The background section of this patent application provides a statement of the field of endeavor to which the invention pertains. This section may also incorporate or contain paraphrasing of certain United States patents, patent applications, publications, or subject matter of the claimed invention useful in relating information, problems, or concerns about the state of technology to which the invention is drawn toward. It is not intended that any United States patent, patent application, publication, statement or other information cited or incorporated herein be interpreted, construed or deemed to be admitted as prior art with respect to the invention.
The claims set forth in this specification, if any, are hereby incorporated by reference as part of this description of the invention, and the applicant expressly reserves the right to use all of or a portion of such incorporated content of such claims as additional description to support any of or all of the claims or any element or component thereof, and the applicant further expressly reserves the right to move any portion of or all of the incorporated content of such claims or any element or component thereof from the description into the claims or vice-versa as necessary to define the matter for which protection is sought by this application or by any subsequent application or continuation, division, or continuation-in-part application thereof, or to obtain any benefit of, reduction in fees pursuant to, or to comply with the patent laws, rules, or regulations of any country or treaty, and such content incorporated by reference shall survive during the entire pendency of this application including any subsequent continuation, division, or continuation-in-part application thereof or any reissue or extension thereon.
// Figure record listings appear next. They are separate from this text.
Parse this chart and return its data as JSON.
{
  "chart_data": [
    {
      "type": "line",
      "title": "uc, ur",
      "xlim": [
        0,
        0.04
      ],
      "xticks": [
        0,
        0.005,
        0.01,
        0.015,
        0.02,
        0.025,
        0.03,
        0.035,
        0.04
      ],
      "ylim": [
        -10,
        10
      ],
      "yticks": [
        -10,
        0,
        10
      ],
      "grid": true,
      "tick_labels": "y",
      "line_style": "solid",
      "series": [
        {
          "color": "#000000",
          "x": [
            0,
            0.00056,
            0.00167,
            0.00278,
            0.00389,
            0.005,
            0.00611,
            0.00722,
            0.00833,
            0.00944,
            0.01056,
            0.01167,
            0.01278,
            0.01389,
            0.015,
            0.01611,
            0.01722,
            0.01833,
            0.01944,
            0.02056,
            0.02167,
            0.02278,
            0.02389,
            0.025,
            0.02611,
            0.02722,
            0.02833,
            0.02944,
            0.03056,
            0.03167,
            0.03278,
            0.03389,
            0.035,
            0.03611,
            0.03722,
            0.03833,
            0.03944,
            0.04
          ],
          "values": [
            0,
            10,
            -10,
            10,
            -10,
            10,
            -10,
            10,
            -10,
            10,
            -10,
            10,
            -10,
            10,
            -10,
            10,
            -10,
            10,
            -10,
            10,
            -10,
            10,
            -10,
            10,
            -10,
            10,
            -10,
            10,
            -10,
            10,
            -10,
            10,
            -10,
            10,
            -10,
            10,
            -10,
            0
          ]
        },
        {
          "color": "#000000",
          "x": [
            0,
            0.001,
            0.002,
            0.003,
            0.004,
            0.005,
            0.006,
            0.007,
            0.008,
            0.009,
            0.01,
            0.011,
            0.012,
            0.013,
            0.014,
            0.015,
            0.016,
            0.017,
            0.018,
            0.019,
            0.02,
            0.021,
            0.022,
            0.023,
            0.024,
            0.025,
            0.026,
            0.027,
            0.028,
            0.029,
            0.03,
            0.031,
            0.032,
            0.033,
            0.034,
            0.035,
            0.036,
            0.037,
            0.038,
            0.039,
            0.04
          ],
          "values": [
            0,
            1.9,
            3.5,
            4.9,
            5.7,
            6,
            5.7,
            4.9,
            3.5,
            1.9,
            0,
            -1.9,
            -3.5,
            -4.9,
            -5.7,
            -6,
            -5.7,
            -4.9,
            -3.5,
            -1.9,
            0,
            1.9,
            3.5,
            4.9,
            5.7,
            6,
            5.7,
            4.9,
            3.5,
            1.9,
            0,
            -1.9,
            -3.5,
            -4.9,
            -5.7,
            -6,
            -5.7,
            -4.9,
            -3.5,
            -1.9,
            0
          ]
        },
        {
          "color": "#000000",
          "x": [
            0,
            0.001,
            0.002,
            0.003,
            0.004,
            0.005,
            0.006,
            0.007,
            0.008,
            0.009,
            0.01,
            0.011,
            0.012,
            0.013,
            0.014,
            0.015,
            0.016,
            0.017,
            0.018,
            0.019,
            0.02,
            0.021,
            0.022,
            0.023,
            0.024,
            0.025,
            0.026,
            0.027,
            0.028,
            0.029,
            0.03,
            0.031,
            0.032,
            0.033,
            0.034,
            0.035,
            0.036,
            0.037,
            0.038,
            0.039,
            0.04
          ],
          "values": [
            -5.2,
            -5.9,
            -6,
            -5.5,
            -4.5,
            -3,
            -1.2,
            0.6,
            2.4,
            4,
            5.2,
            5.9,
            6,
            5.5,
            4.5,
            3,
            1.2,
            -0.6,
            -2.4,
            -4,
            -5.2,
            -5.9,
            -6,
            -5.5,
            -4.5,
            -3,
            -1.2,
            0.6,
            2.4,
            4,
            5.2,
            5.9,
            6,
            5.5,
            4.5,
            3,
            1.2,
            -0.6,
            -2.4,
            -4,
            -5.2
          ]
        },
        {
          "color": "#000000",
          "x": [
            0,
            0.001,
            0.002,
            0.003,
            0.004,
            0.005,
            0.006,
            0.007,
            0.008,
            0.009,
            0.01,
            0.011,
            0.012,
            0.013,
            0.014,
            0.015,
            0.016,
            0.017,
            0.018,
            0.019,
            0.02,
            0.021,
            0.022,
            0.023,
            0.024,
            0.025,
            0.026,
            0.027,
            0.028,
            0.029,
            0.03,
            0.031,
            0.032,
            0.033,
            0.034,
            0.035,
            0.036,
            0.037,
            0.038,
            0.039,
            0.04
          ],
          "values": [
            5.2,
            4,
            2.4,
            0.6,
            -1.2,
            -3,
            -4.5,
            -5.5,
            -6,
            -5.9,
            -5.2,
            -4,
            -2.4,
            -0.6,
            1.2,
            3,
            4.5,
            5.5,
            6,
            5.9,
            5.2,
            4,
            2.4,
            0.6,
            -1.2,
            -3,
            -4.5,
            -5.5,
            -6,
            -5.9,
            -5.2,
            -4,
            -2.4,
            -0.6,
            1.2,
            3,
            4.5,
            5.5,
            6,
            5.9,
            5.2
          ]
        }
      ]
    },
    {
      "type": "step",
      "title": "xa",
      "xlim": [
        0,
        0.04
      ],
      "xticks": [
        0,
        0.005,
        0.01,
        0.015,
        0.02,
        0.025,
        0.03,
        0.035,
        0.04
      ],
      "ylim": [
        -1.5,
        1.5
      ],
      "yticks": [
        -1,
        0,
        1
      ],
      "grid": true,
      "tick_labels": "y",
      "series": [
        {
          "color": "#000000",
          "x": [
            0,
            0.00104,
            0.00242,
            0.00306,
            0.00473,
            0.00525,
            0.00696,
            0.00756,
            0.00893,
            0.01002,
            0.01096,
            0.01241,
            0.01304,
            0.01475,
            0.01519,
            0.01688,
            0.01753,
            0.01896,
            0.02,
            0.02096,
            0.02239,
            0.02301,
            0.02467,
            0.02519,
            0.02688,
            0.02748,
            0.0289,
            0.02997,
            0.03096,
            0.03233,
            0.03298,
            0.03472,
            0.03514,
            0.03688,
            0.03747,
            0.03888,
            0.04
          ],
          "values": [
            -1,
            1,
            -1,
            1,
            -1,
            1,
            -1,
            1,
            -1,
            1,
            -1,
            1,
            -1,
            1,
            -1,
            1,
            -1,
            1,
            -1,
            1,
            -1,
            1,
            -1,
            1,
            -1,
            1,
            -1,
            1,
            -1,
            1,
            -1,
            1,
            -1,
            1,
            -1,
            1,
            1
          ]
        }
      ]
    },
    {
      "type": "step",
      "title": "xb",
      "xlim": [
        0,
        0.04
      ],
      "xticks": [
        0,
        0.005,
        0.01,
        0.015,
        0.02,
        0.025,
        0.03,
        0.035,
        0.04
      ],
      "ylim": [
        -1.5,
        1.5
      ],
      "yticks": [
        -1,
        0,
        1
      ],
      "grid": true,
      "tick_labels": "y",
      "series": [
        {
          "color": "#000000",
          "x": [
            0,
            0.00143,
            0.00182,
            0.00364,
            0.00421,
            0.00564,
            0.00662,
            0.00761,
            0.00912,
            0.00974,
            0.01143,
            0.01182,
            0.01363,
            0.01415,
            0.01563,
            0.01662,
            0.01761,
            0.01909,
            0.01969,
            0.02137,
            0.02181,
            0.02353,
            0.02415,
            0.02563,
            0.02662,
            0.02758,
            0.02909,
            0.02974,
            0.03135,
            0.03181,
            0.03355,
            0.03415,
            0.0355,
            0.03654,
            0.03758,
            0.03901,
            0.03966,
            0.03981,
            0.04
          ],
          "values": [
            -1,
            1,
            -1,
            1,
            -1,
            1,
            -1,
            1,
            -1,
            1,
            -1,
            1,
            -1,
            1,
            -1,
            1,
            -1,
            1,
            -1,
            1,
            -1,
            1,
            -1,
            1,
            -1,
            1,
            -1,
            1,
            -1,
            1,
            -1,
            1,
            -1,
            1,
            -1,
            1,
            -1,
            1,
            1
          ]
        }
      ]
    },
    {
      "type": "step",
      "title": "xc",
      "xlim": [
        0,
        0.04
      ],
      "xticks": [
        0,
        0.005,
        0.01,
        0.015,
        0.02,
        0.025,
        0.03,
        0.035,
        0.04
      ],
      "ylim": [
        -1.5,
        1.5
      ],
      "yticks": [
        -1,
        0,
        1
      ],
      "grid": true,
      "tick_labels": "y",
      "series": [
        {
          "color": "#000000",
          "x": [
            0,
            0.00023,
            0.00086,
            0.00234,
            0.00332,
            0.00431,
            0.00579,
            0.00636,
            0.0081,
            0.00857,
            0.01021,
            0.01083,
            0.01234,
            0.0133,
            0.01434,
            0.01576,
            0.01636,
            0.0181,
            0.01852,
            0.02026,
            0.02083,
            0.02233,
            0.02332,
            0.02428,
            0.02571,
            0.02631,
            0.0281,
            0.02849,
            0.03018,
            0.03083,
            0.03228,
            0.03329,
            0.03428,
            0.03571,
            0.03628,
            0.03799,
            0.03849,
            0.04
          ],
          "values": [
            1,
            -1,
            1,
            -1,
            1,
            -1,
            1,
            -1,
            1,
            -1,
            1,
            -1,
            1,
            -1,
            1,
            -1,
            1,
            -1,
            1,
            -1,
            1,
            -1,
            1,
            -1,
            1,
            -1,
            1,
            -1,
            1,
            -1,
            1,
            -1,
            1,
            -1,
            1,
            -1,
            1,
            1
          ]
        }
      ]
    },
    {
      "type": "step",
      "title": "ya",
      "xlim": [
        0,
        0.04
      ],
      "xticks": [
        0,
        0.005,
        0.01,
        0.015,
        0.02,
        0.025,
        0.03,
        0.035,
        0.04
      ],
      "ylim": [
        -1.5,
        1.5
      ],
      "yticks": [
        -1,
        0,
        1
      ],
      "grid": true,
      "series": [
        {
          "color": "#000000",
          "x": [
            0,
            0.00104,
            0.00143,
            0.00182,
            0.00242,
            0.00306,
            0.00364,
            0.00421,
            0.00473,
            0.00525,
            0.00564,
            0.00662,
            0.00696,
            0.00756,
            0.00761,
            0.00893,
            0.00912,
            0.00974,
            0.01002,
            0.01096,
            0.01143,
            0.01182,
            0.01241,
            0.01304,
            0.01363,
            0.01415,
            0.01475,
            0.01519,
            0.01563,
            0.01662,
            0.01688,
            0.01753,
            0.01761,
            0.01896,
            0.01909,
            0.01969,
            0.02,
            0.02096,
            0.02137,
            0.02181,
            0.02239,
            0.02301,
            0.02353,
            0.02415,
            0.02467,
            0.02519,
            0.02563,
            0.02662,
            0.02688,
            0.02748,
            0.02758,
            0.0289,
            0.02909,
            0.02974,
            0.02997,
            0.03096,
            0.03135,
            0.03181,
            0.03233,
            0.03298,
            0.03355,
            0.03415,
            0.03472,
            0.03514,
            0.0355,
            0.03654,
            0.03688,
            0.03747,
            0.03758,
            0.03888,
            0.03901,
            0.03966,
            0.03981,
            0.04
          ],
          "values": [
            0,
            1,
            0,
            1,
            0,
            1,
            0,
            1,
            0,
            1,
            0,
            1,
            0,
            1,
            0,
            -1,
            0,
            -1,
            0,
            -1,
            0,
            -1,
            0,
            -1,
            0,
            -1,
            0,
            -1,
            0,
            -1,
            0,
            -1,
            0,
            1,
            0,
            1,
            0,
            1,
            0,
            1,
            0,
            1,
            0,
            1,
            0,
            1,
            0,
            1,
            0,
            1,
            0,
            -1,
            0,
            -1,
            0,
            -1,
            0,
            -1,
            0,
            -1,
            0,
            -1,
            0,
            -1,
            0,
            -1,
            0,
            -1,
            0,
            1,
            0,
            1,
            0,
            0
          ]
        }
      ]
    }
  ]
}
The claims set forth in this specification, if any, are further intended to describe the metes and bounds of a limited number of the preferred embodiments of the invention and are not to be construed as the broadest embodiment of the invention or a complete listing of embodiments of the invention that may be claimed. The applicant does not waive any right to develop further claims based upon the description set forth above as a part of any continuation, division, or continuation-in-part, or similar application.